Noch immer werden Gabriel Faurés Cellosonaten wegen ihrer gewissen Spröde, welche im Spätwerk von Fauré kennzeichnend ist, vernachlässigt. Paul Hindemith beschäftigte sich in seinem Gesamtwerk des öfteren mit klavierbegleitenden Cellokompositionen. Sein Spektrum reicht dabei vom englischen Kinderlied über Kompositionen aus der Tradition des 19. Jahrhunderts, bis zu extrem dissonanten Werken, welche ihm den Ruf des musikalischen Bürgerschrecks brachten. Im Frühwerk von Kurt Weill finden wir auch ein dreisätziges, an Ausdrucksmöglichkeiten reiches Werk.

Sehr provokativ zeigt sich die Sonate für Violoncello und Klavier op.40 von Dmitrij Schostakowitsch. Die zweite von den drei Sonaten von Bohuslav Martinus besticht durch ihre ausgesprochene Gleichbehandlung von Violoncello und Klavier. Interessante rhythmische Experimente sind bei den Cellowerken von Elliot Carter zu entdecken. Vom Neuklassizismus ist Wolfgang Fortner keinerlei Einflüssen mehr unterlegen. Seine Werke beruhen auf mosaikartig kontrastreichen Zusammensetzungen und zeitweiligen zwölftonkompositorischen Kniffen. Inwiefern Sergej Prokofjew nach seiner freiwilligen Rückkehr in die Sowjetunion von der kommunistischen Partei anpassend beeinflusst wurde, kann nur weitläufig spekuliert werden, jedoch sind konservative Momente in seinen Werken nicht zu verkennen. Bei Benjamin Brittens klavierbegleidenten Cellowerken vereinigen sich Sonaten- wie Suiteformen. Einen enormen Sprung dagegen ist zwischen Brittens Sonate und der 6 Jahre später entstandenen Komposition „Intercommunicazione per Violoncelle e pianoforte“ von Bernd Alois Zimmermann zu beobachten. Mit diesem Stück verfolgt Zimmermann konsequent die Idee einer Zeitgeschichtsdehnung. Die Tonlängen werden hierbei graphisch mit Punkten und Strichen angegeben.

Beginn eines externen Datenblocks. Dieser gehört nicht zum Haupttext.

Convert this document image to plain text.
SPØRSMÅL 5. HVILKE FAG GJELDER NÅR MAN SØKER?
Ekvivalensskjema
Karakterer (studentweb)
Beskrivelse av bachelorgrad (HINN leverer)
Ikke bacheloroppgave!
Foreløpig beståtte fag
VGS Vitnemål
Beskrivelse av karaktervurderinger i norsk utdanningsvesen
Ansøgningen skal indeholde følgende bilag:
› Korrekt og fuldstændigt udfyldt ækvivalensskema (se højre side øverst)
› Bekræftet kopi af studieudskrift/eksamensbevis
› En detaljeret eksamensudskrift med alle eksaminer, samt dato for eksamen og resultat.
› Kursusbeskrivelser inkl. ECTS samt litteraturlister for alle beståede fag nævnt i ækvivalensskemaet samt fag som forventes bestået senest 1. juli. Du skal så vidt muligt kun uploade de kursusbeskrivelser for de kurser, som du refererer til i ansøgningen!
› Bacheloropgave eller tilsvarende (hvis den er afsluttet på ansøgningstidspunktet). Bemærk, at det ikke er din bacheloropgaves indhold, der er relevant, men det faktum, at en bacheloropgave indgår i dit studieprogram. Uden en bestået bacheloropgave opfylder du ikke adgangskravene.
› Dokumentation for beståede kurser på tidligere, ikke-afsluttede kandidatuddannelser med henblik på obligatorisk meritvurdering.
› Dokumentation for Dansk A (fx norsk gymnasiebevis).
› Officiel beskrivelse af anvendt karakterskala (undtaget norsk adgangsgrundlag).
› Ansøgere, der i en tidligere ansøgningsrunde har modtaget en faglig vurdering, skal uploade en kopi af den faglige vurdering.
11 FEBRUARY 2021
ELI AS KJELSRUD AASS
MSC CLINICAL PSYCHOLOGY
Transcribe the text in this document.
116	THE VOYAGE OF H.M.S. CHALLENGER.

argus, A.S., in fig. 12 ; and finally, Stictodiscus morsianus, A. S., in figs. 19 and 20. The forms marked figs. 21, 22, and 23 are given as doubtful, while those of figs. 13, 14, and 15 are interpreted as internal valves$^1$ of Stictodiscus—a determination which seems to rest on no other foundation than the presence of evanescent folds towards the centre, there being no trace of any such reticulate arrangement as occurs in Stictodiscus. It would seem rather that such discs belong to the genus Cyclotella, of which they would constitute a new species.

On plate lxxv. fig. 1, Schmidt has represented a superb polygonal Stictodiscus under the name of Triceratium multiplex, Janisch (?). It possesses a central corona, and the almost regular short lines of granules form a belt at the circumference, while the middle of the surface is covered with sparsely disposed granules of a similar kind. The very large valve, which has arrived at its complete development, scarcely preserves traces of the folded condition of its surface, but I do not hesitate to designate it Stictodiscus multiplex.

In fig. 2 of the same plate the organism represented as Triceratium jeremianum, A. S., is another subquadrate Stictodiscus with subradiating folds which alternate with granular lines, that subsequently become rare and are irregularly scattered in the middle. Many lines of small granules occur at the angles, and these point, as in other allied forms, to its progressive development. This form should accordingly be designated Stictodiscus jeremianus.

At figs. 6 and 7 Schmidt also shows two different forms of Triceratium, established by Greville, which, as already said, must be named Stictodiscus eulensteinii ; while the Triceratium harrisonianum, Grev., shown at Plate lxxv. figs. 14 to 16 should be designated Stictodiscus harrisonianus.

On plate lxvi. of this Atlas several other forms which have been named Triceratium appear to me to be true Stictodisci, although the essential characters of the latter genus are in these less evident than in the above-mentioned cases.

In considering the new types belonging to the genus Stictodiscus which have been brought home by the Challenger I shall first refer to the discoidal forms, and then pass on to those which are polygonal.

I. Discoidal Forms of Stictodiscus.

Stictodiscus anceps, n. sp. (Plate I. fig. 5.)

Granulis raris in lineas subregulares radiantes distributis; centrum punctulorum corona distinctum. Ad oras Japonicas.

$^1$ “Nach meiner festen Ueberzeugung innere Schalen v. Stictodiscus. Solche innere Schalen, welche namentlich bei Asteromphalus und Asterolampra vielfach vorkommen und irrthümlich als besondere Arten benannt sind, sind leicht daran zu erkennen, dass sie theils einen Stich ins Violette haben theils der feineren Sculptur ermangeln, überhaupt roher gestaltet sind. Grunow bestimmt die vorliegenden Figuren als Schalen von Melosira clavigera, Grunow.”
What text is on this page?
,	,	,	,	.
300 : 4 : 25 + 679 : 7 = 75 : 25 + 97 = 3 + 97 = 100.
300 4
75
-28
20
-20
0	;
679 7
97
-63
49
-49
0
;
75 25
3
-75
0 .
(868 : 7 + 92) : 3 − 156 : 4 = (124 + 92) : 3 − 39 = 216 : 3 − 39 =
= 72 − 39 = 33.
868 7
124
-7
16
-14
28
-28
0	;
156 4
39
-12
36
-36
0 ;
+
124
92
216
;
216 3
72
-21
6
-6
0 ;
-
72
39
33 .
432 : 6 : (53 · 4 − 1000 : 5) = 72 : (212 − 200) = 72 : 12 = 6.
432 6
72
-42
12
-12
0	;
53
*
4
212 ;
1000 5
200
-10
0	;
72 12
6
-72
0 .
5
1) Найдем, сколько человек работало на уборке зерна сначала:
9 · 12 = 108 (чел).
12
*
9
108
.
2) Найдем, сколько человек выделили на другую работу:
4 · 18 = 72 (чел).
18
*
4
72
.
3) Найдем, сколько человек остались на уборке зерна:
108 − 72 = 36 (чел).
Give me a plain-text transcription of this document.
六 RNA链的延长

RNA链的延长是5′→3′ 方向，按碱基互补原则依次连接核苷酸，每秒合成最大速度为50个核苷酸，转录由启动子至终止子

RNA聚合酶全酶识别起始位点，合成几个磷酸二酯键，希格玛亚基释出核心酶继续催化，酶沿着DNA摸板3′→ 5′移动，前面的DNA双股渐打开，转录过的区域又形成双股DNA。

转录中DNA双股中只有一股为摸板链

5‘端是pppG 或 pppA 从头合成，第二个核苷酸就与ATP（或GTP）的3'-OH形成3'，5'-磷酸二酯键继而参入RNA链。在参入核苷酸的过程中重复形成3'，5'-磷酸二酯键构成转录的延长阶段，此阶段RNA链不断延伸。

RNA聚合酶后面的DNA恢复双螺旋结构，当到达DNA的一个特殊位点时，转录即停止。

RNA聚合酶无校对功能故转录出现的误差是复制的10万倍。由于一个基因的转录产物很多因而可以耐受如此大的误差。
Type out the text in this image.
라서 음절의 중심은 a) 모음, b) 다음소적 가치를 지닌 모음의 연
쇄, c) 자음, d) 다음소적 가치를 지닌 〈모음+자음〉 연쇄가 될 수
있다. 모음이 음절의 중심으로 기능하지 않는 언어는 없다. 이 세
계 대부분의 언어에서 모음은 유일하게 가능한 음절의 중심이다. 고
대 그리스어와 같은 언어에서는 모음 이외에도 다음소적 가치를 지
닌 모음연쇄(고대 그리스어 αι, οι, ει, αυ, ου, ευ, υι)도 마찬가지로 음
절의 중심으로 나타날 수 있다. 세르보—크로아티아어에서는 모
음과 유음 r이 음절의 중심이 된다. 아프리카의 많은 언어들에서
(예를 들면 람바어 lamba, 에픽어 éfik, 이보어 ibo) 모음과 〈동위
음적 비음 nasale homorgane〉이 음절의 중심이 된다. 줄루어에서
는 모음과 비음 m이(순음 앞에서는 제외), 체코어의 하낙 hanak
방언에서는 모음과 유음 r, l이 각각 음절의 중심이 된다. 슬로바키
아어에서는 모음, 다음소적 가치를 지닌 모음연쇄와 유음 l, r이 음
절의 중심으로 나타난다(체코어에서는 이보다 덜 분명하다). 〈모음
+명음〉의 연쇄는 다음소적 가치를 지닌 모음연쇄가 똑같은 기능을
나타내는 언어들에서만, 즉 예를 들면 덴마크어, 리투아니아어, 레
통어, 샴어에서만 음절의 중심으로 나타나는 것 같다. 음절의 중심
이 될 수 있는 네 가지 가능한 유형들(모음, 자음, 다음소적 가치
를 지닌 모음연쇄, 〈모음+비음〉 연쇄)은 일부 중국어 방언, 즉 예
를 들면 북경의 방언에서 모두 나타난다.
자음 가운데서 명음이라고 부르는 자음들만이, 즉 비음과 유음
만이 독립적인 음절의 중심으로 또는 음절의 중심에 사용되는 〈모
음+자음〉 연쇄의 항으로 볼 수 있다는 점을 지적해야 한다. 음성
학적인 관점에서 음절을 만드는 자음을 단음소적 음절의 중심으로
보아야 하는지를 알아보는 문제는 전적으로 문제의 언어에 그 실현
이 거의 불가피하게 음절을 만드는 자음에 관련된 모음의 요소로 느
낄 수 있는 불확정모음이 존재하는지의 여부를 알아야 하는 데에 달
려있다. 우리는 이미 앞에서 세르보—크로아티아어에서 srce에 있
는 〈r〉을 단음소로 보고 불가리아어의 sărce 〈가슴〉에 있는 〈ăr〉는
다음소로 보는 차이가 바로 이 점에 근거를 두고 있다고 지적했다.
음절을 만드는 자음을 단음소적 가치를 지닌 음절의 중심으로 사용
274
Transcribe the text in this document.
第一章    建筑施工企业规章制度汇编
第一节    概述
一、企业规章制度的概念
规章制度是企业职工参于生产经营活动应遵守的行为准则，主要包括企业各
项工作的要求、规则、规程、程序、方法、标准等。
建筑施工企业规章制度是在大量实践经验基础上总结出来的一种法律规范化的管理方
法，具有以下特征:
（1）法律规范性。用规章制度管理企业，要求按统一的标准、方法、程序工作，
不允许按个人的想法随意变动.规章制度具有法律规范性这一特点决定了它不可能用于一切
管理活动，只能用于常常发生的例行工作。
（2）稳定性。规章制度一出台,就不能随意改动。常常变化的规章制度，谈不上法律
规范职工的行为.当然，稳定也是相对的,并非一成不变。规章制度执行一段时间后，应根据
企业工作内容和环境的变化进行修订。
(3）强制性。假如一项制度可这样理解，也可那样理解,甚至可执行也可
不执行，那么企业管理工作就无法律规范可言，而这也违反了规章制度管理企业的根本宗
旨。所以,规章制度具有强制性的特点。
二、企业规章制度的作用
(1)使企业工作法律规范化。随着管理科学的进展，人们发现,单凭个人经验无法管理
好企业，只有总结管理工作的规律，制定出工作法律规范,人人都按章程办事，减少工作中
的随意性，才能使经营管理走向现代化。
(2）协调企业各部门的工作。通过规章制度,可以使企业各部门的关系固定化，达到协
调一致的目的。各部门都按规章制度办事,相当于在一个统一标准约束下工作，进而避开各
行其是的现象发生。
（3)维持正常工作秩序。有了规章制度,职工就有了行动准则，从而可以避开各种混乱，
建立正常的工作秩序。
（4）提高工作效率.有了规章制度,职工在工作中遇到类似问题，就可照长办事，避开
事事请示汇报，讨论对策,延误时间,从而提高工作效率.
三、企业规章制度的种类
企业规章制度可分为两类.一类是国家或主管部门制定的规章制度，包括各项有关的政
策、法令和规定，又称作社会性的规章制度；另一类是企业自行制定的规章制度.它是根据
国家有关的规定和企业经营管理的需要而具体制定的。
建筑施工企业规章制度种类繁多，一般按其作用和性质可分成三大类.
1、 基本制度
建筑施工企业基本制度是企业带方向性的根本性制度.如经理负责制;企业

Konzertante Werke werden im 20. Jahrhundert von Alexandr Glasunows kurzem Werk „Chant du ménestrel“ im Jahre 1900 eingeleitet. In der Spätromantik s ebenfalls noch verwurzelt sind Konzerte für Cello und Orchester von Ernst von Donhánis, Paul Hindemith, Edward Elgar und Frederick Delius. Ernest Bloch war nicht bestrebt in seinem „Schelomo“ Inovationen zu setzen, sondern versuchte auf dem Cello speziell jüdische Musik zu komponieren. Arthur Honggers Cellokonzert orientiert sich an amerikanischer Schlager- und Tanzmusik. Auch Arnold Schönberg komponierte ein Cellokonzert, welches allerding bei den Cellisten noch keinen richtigen Anklang gefunden hat. Mit Konzerten für Cello und Orchester tat sich Sergej Prokofjew ziemlich schwer. Sein Erstes wurde ein absoluter Misserfolg, sein Zweites, in der Uraufführung von Rostropowitsch gespielt, veranlasste ihn immer wieder zu Änderungen da er sich nie mit ihm zufrieden geben konnte. Das Cellokonzert Nr. 1 von Dmitrij Schostakowitsch wurde allerdings ein Hit. Das Außergewöhnliche dabei ist die 150 Takte lange Solokadenz. Krystof Penderecki geht bei seinem Werk über die Zwölftonreihe durch Vierteltontechnik herraus. Auch György Ligeti schrieb eine Klangfarbenkomposition für Cello und Orchester. Eine der wirkunsvollsten zeitgenössischen Kompositionen für Cello und Orchester schrieb Witold Lutoslawski. Neu hinzugekommen sind, wie schon erwähnt, Stücke für Violoncello und Tonband, Violoncello und elektronisches Equipment, Violoncello und Perkussion und für Violoncello/Violoncelli in Kombination mit menschlicher Stimme, wie z.B. u.a. Hans Werner Henzes Kantate „Beeing Beauteos“ für Koloratursopran, Harfe und vier Violincelli und das Requiem „Wolkenloses Christfest“ für Bariton, Violoncello und Orchester von Aribert Reimann.